Hyatt Centric, launching this year, is a chain of hotels in major cities that cater primarily to millennials. Or as Hyatt calls them, “Modern Explorers,” though I’d like to think that Lewis and Clark would have stayed in Hyatts on their way to the Pacific as well, had Hyatt been on its game in the early 1800s. The Hyatt Centric promo video shows a trendy sequence of saddlebags and mustaches, all the while noting that it will be a hip place to “imbibe” on “craft cocktails” and experience the most “eclectic” of accommodations. Looks pretty cool! (If you were wondering, Lewis and Clark used saddlebags with their horses, another reason they would have stayed there. But did not have mustaches, surprisingly.)

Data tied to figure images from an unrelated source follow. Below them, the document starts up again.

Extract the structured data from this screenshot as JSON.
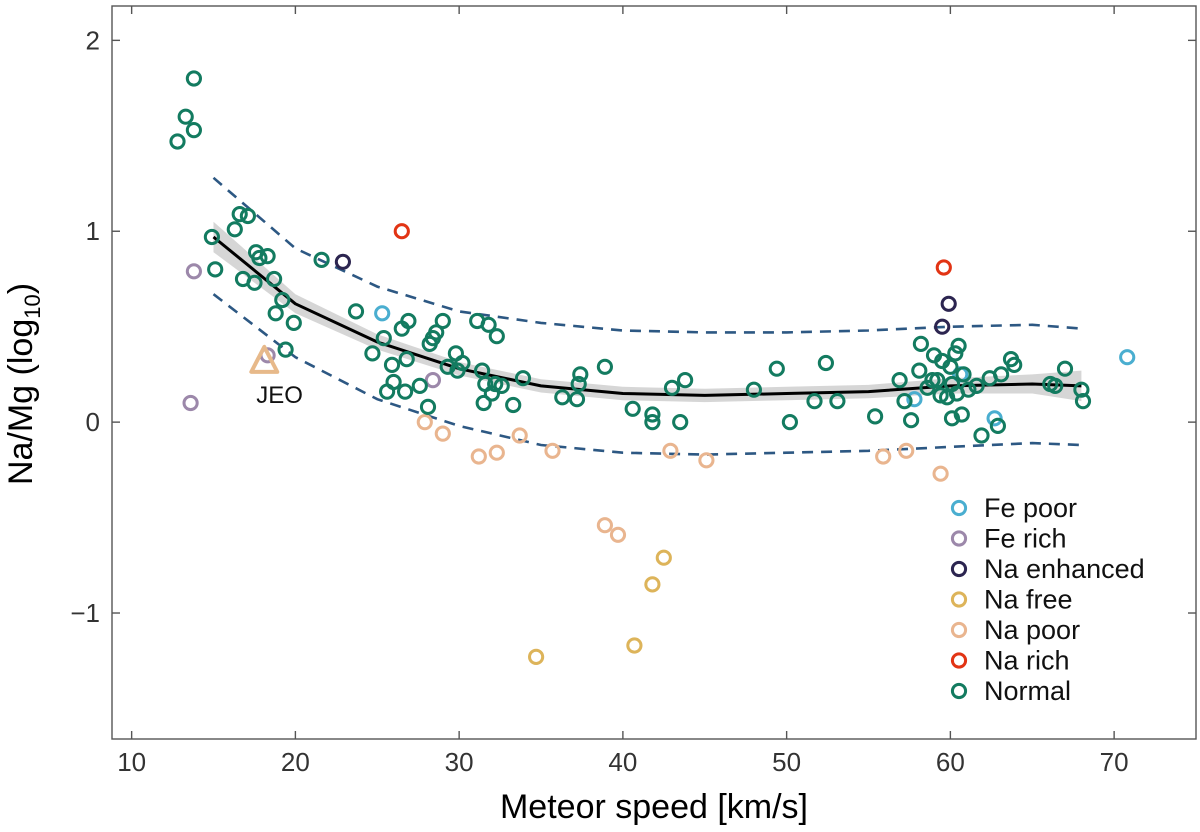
{
  "chart_data": {
    "type": "scatter",
    "title": "",
    "xlabel": "Meteor speed [km/s]",
    "ylabel_main": "Na/Mg (log",
    "ylabel_sub": "10",
    "ylabel_close": ")",
    "xlim": [
      8.8,
      75
    ],
    "ylim": [
      -1.66,
      2.18
    ],
    "xticks": [
      10,
      20,
      30,
      40,
      50,
      60,
      70
    ],
    "yticks": [
      2,
      1,
      0,
      -1
    ],
    "xtick_labels": [
      "10",
      "20",
      "30",
      "40",
      "50",
      "60",
      "70"
    ],
    "ytick_labels": [
      "2",
      "1",
      "0",
      "−1"
    ],
    "grid": false,
    "legend_position": "bottom-right",
    "colors": {
      "Fe poor": "#4aaed0",
      "Fe rich": "#9c88aa",
      "Na enhanced": "#2c2550",
      "Na free": "#ddb45a",
      "Na poor": "#e9b58f",
      "Na rich": "#e23414",
      "Normal": "#137b60",
      "fit": "#000000",
      "band": "#cfcfcf",
      "dashed": "#2d5883",
      "jeo": "#e7b98a",
      "axis": "#555555"
    },
    "legend": [
      "Fe poor",
      "Fe rich",
      "Na enhanced",
      "Na free",
      "Na poor",
      "Na rich",
      "Normal"
    ],
    "series": [
      {
        "name": "Fe poor",
        "points": [
          [
            25.3,
            0.57
          ],
          [
            57.8,
            0.12
          ],
          [
            60.6,
            0.25
          ],
          [
            62.7,
            0.02
          ],
          [
            70.8,
            0.34
          ]
        ]
      },
      {
        "name": "Fe rich",
        "points": [
          [
            13.6,
            0.1
          ],
          [
            13.8,
            0.79
          ],
          [
            18.3,
            0.35
          ],
          [
            28.4,
            0.22
          ]
        ]
      },
      {
        "name": "Na enhanced",
        "points": [
          [
            22.9,
            0.84
          ],
          [
            59.5,
            0.5
          ],
          [
            59.9,
            0.62
          ]
        ]
      },
      {
        "name": "Na free",
        "points": [
          [
            34.7,
            -1.23
          ],
          [
            40.7,
            -1.17
          ],
          [
            41.8,
            -0.85
          ],
          [
            42.5,
            -0.71
          ]
        ]
      },
      {
        "name": "Na poor",
        "points": [
          [
            27.9,
            0.0
          ],
          [
            29.0,
            -0.06
          ],
          [
            31.2,
            -0.18
          ],
          [
            32.3,
            -0.16
          ],
          [
            33.7,
            -0.07
          ],
          [
            35.7,
            -0.15
          ],
          [
            38.9,
            -0.54
          ],
          [
            39.7,
            -0.59
          ],
          [
            42.9,
            -0.15
          ],
          [
            45.1,
            -0.2
          ],
          [
            55.9,
            -0.18
          ],
          [
            57.3,
            -0.15
          ],
          [
            59.4,
            -0.27
          ]
        ]
      },
      {
        "name": "Na rich",
        "points": [
          [
            26.5,
            1.0
          ],
          [
            59.6,
            0.81
          ]
        ]
      },
      {
        "name": "Normal",
        "points": [
          [
            13.8,
            1.8
          ],
          [
            12.8,
            1.47
          ],
          [
            13.3,
            1.6
          ],
          [
            13.8,
            1.53
          ],
          [
            14.9,
            0.97
          ],
          [
            15.1,
            0.8
          ],
          [
            16.3,
            1.01
          ],
          [
            16.6,
            1.09
          ],
          [
            17.1,
            1.08
          ],
          [
            16.8,
            0.75
          ],
          [
            17.5,
            0.73
          ],
          [
            17.6,
            0.89
          ],
          [
            17.8,
            0.86
          ],
          [
            18.3,
            0.87
          ],
          [
            18.7,
            0.75
          ],
          [
            18.8,
            0.57
          ],
          [
            19.2,
            0.64
          ],
          [
            19.4,
            0.38
          ],
          [
            19.9,
            0.52
          ],
          [
            21.6,
            0.85
          ],
          [
            23.7,
            0.58
          ],
          [
            24.7,
            0.36
          ],
          [
            25.4,
            0.44
          ],
          [
            25.6,
            0.16
          ],
          [
            25.9,
            0.3
          ],
          [
            26.0,
            0.21
          ],
          [
            26.5,
            0.49
          ],
          [
            26.7,
            0.16
          ],
          [
            26.8,
            0.33
          ],
          [
            26.9,
            0.53
          ],
          [
            27.6,
            0.19
          ],
          [
            28.1,
            0.08
          ],
          [
            28.2,
            0.41
          ],
          [
            28.4,
            0.44
          ],
          [
            28.6,
            0.47
          ],
          [
            29.0,
            0.53
          ],
          [
            29.3,
            0.29
          ],
          [
            29.8,
            0.36
          ],
          [
            29.9,
            0.27
          ],
          [
            30.2,
            0.31
          ],
          [
            31.1,
            0.53
          ],
          [
            31.4,
            0.27
          ],
          [
            31.5,
            0.1
          ],
          [
            31.6,
            0.2
          ],
          [
            31.8,
            0.51
          ],
          [
            32.0,
            0.15
          ],
          [
            32.2,
            0.2
          ],
          [
            32.3,
            0.45
          ],
          [
            32.6,
            0.19
          ],
          [
            33.3,
            0.09
          ],
          [
            33.9,
            0.23
          ],
          [
            36.3,
            0.13
          ],
          [
            37.2,
            0.12
          ],
          [
            37.3,
            0.2
          ],
          [
            37.4,
            0.25
          ],
          [
            38.9,
            0.29
          ],
          [
            40.6,
            0.07
          ],
          [
            41.8,
            0.0
          ],
          [
            41.8,
            0.04
          ],
          [
            43.0,
            0.18
          ],
          [
            43.5,
            0.0
          ],
          [
            43.8,
            0.22
          ],
          [
            48.0,
            0.17
          ],
          [
            49.4,
            0.28
          ],
          [
            50.2,
            0.0
          ],
          [
            51.7,
            0.11
          ],
          [
            52.4,
            0.31
          ],
          [
            53.1,
            0.11
          ],
          [
            55.4,
            0.03
          ],
          [
            56.9,
            0.22
          ],
          [
            57.2,
            0.11
          ],
          [
            57.6,
            0.01
          ],
          [
            58.1,
            0.27
          ],
          [
            58.2,
            0.41
          ],
          [
            58.6,
            0.18
          ],
          [
            58.9,
            0.22
          ],
          [
            59.0,
            0.35
          ],
          [
            59.2,
            0.22
          ],
          [
            59.4,
            0.14
          ],
          [
            59.5,
            0.32
          ],
          [
            59.8,
            0.13
          ],
          [
            60.0,
            0.29
          ],
          [
            60.1,
            0.2
          ],
          [
            60.1,
            0.02
          ],
          [
            60.3,
            0.36
          ],
          [
            60.4,
            0.15
          ],
          [
            60.5,
            0.4
          ],
          [
            60.7,
            0.04
          ],
          [
            60.8,
            0.25
          ],
          [
            61.1,
            0.17
          ],
          [
            61.6,
            0.19
          ],
          [
            61.9,
            -0.07
          ],
          [
            62.4,
            0.23
          ],
          [
            62.9,
            -0.02
          ],
          [
            63.1,
            0.25
          ],
          [
            63.7,
            0.33
          ],
          [
            63.9,
            0.3
          ],
          [
            66.1,
            0.2
          ],
          [
            66.4,
            0.19
          ],
          [
            67.0,
            0.28
          ],
          [
            68.0,
            0.17
          ],
          [
            68.1,
            0.11
          ]
        ]
      }
    ],
    "fit_line": {
      "x": [
        15,
        20,
        25,
        30,
        35,
        40,
        45,
        50,
        55,
        60,
        65,
        68
      ],
      "y": [
        0.97,
        0.62,
        0.42,
        0.28,
        0.19,
        0.15,
        0.14,
        0.15,
        0.16,
        0.19,
        0.2,
        0.19
      ]
    },
    "band_halfwidth": [
      0.08,
      0.05,
      0.04,
      0.035,
      0.035,
      0.035,
      0.035,
      0.035,
      0.035,
      0.04,
      0.05,
      0.08
    ],
    "upper_pi": {
      "x": [
        15,
        20,
        25,
        30,
        35,
        40,
        45,
        50,
        55,
        60,
        65,
        68
      ],
      "y": [
        1.28,
        0.91,
        0.71,
        0.58,
        0.52,
        0.48,
        0.47,
        0.47,
        0.48,
        0.5,
        0.51,
        0.49
      ]
    },
    "lower_pi": {
      "x": [
        15,
        20,
        25,
        30,
        35,
        40,
        45,
        50,
        55,
        60,
        65,
        68
      ],
      "y": [
        0.67,
        0.34,
        0.12,
        -0.02,
        -0.12,
        -0.16,
        -0.17,
        -0.16,
        -0.15,
        -0.13,
        -0.11,
        -0.12
      ]
    },
    "annotations": [
      {
        "text": "JEO",
        "marker": "triangle",
        "x": 18.1,
        "y": 0.3
      }
    ]
  }
}
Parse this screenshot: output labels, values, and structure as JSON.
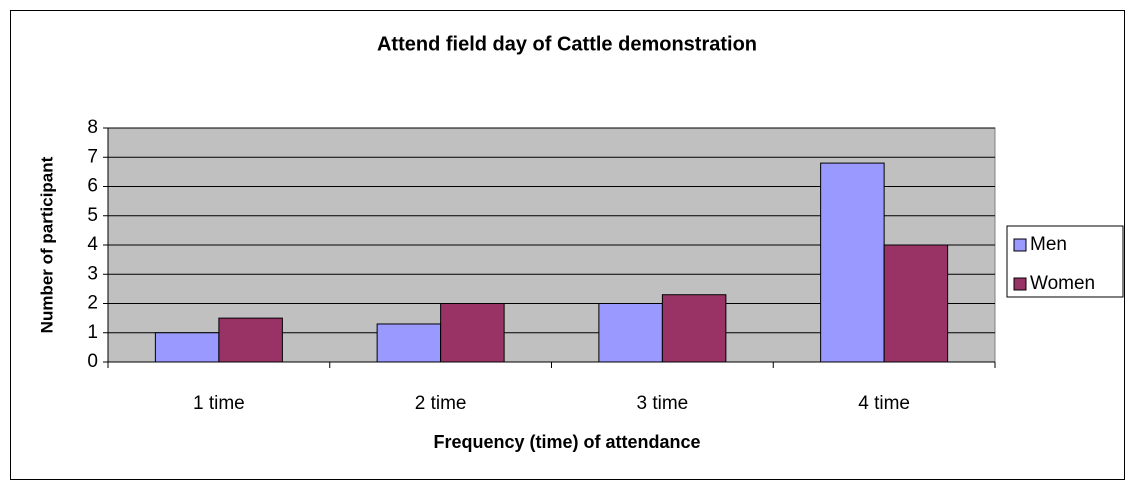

“Centric” does a few things for Hyatt. It implies a hub, a place that is not only in the “middle of the action” in cities like New York, Paris, and Atlanta, but also a place to hang out in and of itself, either in the bar and restaurant (which will serve food and drink authentic to the region) or “The Corner,” a place to work and converse. Hyatt wants to give you everything you need to make Centric your base camp and your home away from home, giving you a city-specific experience that barely requires leaving the building. The name also suggests a high level of quality and attention paid to the particular city, as “–centric” the suffix means “focused” and can be appended to more or less to anything. I’m not sure if they will use this construction, but they could have their Chicago-Centric hotel, Boston-Centric, LA-Centric, Et Cetera Centric. Also, most subtly, the name hints at “eccentric,” which is not a bad association in this context either.
But Centric, for all its super-suite and spot-on messages, didn’t do it for me in the tonality department. Latinate names feel older and slower, as would be appropriate for engineering, B2B tech, or consulting–companies that want to induce an established, straightforward, and textbook-smarts feel. In this burgeoning world of modern, hip-hip-hotels, the name just doesn’t feel sufficiently new and exciting. It is a name whose tonality doesn’t align with the experience of the product, which is very important in crafting a successful brand. Especially since “Hyatt” already carries all the respect and weighty, established feel they need, I would have encouraged them to adopt a livelier name for this venture. Put simply, when I travel to a new city, I usually don’t want to fall asleep immediately upon getting to my hotel.
All in all, though the name passes inspection (no bugs in the meaning), it could be more exciting.